The Secret Problem

In 1999 the New Hampshire House of Representatives created the New Hampshire Commission on the Status of Men, which the State Senate promptly stripped of funding. The funding was finally given in 2002 and the Commission was established.

The commission’s unique purpose is to examine issues facing boys and men in New Hampshire. Issues covered range from an institutional bias in divorce law and domestic violence cases to an educational bias that has resulted in women representing sixty-percent of the college population, and girls greatly out performing boys in reading and writing. The commission examines myths about domestic violence and how government programs have a gender-bias that perpetuate the problem and create greater societal problems.

This November, the commission published its first report on these issues after holding meetings with men and women from New Hampshire, hearing reports and testimony from experts, and analyzing prior research on the topics they discuss. The report furnishes both the findings of the commission and the recommendations they make to alleviate current problems.

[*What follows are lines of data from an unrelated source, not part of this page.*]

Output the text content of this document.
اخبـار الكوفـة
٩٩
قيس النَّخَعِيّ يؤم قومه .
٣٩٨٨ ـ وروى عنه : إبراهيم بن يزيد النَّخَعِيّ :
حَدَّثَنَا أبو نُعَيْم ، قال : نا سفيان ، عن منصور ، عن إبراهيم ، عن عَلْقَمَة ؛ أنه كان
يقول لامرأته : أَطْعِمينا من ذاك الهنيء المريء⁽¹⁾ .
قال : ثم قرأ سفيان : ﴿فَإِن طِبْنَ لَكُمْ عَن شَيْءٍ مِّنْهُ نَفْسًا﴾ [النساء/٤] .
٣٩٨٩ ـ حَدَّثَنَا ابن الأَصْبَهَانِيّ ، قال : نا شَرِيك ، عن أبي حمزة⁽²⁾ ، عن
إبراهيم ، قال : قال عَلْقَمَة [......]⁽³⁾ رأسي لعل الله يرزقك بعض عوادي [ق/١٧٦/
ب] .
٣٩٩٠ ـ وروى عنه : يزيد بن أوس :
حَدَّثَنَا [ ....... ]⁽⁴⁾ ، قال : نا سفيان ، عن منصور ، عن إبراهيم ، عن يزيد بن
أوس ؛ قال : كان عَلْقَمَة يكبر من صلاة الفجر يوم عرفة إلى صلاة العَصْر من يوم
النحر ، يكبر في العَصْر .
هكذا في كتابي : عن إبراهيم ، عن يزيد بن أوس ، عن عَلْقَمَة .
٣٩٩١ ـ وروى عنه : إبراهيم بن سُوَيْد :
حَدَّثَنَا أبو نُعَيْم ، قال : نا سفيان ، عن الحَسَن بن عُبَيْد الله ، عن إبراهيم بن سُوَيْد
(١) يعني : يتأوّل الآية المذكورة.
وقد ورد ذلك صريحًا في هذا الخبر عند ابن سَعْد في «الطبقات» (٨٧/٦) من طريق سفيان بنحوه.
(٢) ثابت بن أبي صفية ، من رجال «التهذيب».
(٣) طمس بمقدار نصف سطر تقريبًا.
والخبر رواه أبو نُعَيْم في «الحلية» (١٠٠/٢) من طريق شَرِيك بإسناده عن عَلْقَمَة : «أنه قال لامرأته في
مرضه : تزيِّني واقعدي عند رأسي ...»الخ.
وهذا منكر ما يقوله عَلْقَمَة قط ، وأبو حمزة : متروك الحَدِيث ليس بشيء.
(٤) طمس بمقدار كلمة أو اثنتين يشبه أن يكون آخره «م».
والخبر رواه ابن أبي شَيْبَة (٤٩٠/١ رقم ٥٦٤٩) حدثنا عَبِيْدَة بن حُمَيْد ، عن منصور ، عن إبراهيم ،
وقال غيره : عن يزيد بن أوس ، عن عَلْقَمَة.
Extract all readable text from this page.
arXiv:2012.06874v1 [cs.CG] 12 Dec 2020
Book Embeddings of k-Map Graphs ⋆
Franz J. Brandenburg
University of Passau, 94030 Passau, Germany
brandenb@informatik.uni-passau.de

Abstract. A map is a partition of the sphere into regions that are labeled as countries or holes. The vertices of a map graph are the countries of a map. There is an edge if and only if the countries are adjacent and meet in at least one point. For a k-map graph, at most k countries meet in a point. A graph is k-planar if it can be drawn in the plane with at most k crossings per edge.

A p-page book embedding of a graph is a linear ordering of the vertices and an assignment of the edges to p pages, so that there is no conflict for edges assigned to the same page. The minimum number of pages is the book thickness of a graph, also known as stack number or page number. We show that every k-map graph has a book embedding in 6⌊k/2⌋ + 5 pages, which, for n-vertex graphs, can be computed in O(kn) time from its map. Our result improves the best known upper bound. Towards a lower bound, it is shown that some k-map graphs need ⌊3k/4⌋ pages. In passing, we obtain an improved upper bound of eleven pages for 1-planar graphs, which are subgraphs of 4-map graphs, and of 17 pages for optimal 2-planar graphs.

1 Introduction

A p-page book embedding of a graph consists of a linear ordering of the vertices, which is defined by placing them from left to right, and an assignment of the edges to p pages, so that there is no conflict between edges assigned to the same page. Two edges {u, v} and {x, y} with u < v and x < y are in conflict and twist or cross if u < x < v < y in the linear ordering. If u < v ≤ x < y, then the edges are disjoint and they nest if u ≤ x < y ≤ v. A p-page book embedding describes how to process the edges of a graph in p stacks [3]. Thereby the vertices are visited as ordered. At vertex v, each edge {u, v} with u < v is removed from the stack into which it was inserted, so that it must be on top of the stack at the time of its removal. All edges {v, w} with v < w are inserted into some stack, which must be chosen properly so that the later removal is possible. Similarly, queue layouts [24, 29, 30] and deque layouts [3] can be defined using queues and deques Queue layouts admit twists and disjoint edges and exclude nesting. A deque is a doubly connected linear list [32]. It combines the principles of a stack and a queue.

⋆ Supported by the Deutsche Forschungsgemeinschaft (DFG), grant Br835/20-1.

This report is worth taking a look at and flies in the face of much of the feminist rhetoric that those of my generation have grown up listening to. There is clearly an underlying problem with the treatment of men in our legal system, which derives from a presumed bias that is inherent in our patriarchal Western civilization. While steps have been taken to correct what were injustices, those steps have been extrapolated over time into an overreach that disenfranchised many men in an attempt to help women. The commission’s report should be dismissed as it very well be; it should be looked at and begin a discussion in our society about the gender roles that does not discriminate against either men or women.